OECD reforms to end tax avoidance era for corporates, says CBDT Chief Anita Kapur
NEW DELHI: The chief of India’s apex direct taxes body has said the era of tax avoidance will end with the implementation of base erosion and profit shifting (BEPS) regime, and that the tax department will have to gear up to take action against those attempting to avoid tax.
“The era of tax avoidance, I am not talking about evasion, in the garb of minimising taxes, is over. And I am very sure that people who are still bent upon organising their businesses in a manner that uses all kinds of tools to avoid taxes, are going to be outliers in the system,” Anita Kapur, chairman of the Central Board of Direct Taxes, said at the CII global tax conference here on Thursday. She said the new framework developed by the OECD at the behest of G20 has accepted India’s stance that taxation should happen where the actual business takes place.
“In India, when the tax administration, we used to say please pay your taxes because you have added value in India, we were a minority voice,” Kapur said. The OECD-G20 project on BEPS, presented to G-20 finance ministers in Lima on Thursday, provides governments with solutions to plug gaps in existing international rules that allow corporate profits to artificially shift to low or no-tax environments, where little or no economic activity takes place.

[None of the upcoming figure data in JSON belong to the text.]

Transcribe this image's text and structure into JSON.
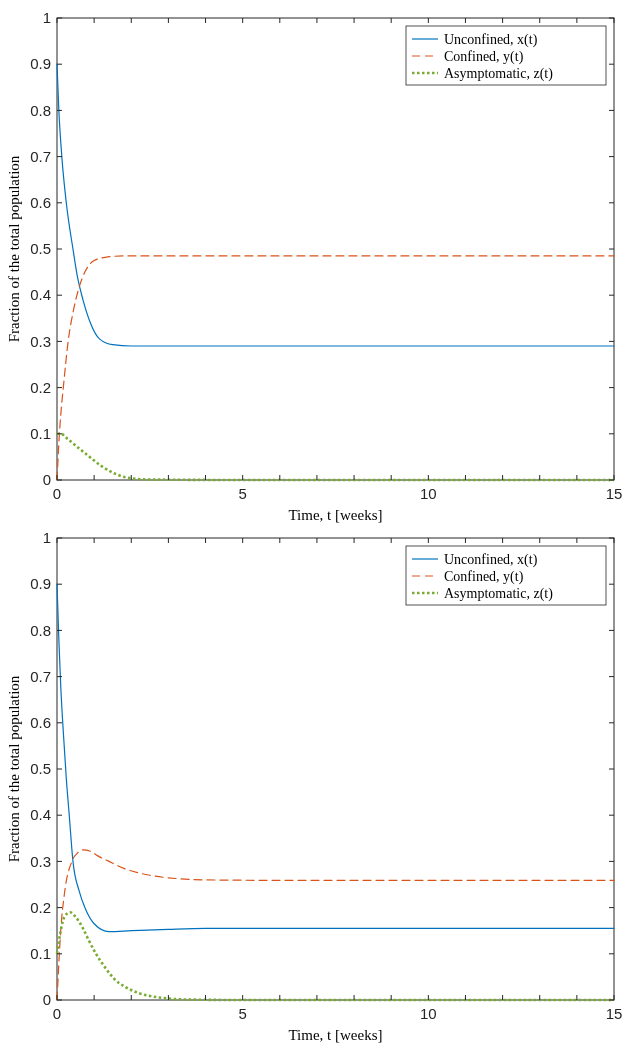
{
  "chart_data": [
    {
      "type": "line",
      "xlabel": "Time, t [weeks]",
      "ylabel": "Fraction of the total population",
      "xlim": [
        0,
        15
      ],
      "ylim": [
        0,
        1
      ],
      "xticks": [
        0,
        {
          "value": 1,
          "label": null
        },
        {
          "value": 2,
          "label": null
        },
        {
          "value": 3,
          "label": null
        },
        {
          "value": 4,
          "label": null
        },
        5,
        {
          "value": 6,
          "label": null
        },
        {
          "value": 7,
          "label": null
        },
        {
          "value": 8,
          "label": null
        },
        {
          "value": 9,
          "label": null
        },
        10,
        {
          "value": 11,
          "label": null
        },
        {
          "value": 12,
          "label": null
        },
        {
          "value": 13,
          "label": null
        },
        {
          "value": 14,
          "label": null
        },
        15
      ],
      "yticks": [
        0,
        0.1,
        0.2,
        0.3,
        0.4,
        0.5,
        0.6,
        0.7,
        0.8,
        0.9,
        1
      ],
      "legend": "top right",
      "grid": false,
      "series": [
        {
          "name": "Unconfined, x(t)",
          "color": "#0072bd",
          "line_style": "solid",
          "x": [
            0,
            0.05,
            0.13,
            0.25,
            0.43,
            0.55,
            0.7,
            0.9,
            1.15,
            1.5,
            2,
            3,
            5,
            10,
            15
          ],
          "values": [
            0.9,
            0.8,
            0.7,
            0.6,
            0.5,
            0.44,
            0.39,
            0.34,
            0.305,
            0.293,
            0.29,
            0.29,
            0.29,
            0.29,
            0.29
          ]
        },
        {
          "name": "Confined, y(t)",
          "color": "#d95319",
          "line_style": "dashed",
          "x": [
            0,
            0.05,
            0.1,
            0.17,
            0.3,
            0.45,
            0.57,
            0.75,
            1,
            1.3,
            1.8,
            3,
            5,
            10,
            15
          ],
          "values": [
            0,
            0.08,
            0.14,
            0.2,
            0.3,
            0.37,
            0.41,
            0.45,
            0.475,
            0.482,
            0.485,
            0.485,
            0.485,
            0.485,
            0.485
          ]
        },
        {
          "name": "Asymptomatic, z(t)",
          "color": "#77ac30",
          "line_style": "dotted",
          "x": [
            0,
            0.1,
            0.3,
            0.6,
            0.88,
            1.2,
            1.5,
            1.9,
            2.5,
            5,
            10,
            15
          ],
          "values": [
            0.1,
            0.1,
            0.088,
            0.068,
            0.05,
            0.03,
            0.016,
            0.005,
            0.001,
            0,
            0,
            0
          ]
        }
      ]
    },
    {
      "type": "line",
      "xlabel": "Time, t [weeks]",
      "ylabel": "Fraction of the total population",
      "xlim": [
        0,
        15
      ],
      "ylim": [
        0,
        1
      ],
      "xticks": [
        0,
        {
          "value": 1,
          "label": null
        },
        {
          "value": 2,
          "label": null
        },
        {
          "value": 3,
          "label": null
        },
        {
          "value": 4,
          "label": null
        },
        5,
        {
          "value": 6,
          "label": null
        },
        {
          "value": 7,
          "label": null
        },
        {
          "value": 8,
          "label": null
        },
        {
          "value": 9,
          "label": null
        },
        10,
        {
          "value": 11,
          "label": null
        },
        {
          "value": 12,
          "label": null
        },
        {
          "value": 13,
          "label": null
        },
        {
          "value": 14,
          "label": null
        },
        15
      ],
      "yticks": [
        0,
        0.1,
        0.2,
        0.3,
        0.4,
        0.5,
        0.6,
        0.7,
        0.8,
        0.9,
        1
      ],
      "legend": "top right",
      "grid": false,
      "series": [
        {
          "name": "Unconfined, x(t)",
          "color": "#0072bd",
          "line_style": "solid",
          "x": [
            0,
            0.05,
            0.1,
            0.17,
            0.25,
            0.33,
            0.43,
            0.6,
            0.75,
            1,
            1.4,
            2,
            3,
            4,
            6,
            10,
            15
          ],
          "values": [
            0.9,
            0.78,
            0.68,
            0.58,
            0.48,
            0.4,
            0.3,
            0.235,
            0.2,
            0.165,
            0.148,
            0.15,
            0.153,
            0.155,
            0.155,
            0.155,
            0.155
          ]
        },
        {
          "name": "Confined, y(t)",
          "color": "#d95319",
          "line_style": "dashed",
          "x": [
            0,
            0.05,
            0.1,
            0.2,
            0.4,
            0.55,
            0.7,
            0.9,
            1.1,
            1.4,
            1.8,
            2.5,
            3.2,
            4,
            6,
            10,
            15
          ],
          "values": [
            0,
            0.08,
            0.15,
            0.23,
            0.3,
            0.318,
            0.325,
            0.322,
            0.312,
            0.3,
            0.285,
            0.27,
            0.263,
            0.26,
            0.259,
            0.259,
            0.259
          ]
        },
        {
          "name": "Asymptomatic, z(t)",
          "color": "#77ac30",
          "line_style": "dotted",
          "x": [
            0,
            0.1,
            0.2,
            0.35,
            0.5,
            0.7,
            0.85,
            1.05,
            1.3,
            1.55,
            1.8,
            2.2,
            2.8,
            3.5,
            5,
            10,
            15
          ],
          "values": [
            0.1,
            0.15,
            0.18,
            0.19,
            0.18,
            0.155,
            0.13,
            0.1,
            0.07,
            0.045,
            0.03,
            0.015,
            0.005,
            0.001,
            0,
            0,
            0
          ]
        }
      ]
    }
  ]
}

“Tax is in the board rooms. Tax is no longer in the offices of the CFOs, because your brand will suffer if you get a stigma of being a tax avoider,” Kapur said. India is no longer a minority voice in the BEPS project, she said. The CBDT chairperson assured taxpayers of all fairness in processes and compliance and said the department will also need to gear up to take stern action against tax avoidance and evasion as they spoil the compliance regime. She said compliance is being made easy for all taxpaying segments – small and medium enterprises, large Indian corporates as well as multinational companies. According to Kapur, for companies with low profits, the average tax rate is higher under the current regime of exemptions, while bigger companies have the advantage of exemptions.
She said the tax rates for corporates would be brought down and exemptions would be phased out gradually. The CBDT head said the department has asked think tanks NIPFP and ICRIER to identify the tax gap in the system. One of them has come out pointing at the missing base, Kapur said. “The NIPFP study showed us our missing tax population, which has an income of Rs 4 lakh (annually). We don’t have large taxpayers missing from our base, they are in the base but they are understating their income,” she said.
Kapur said people with large incomes are already under the net.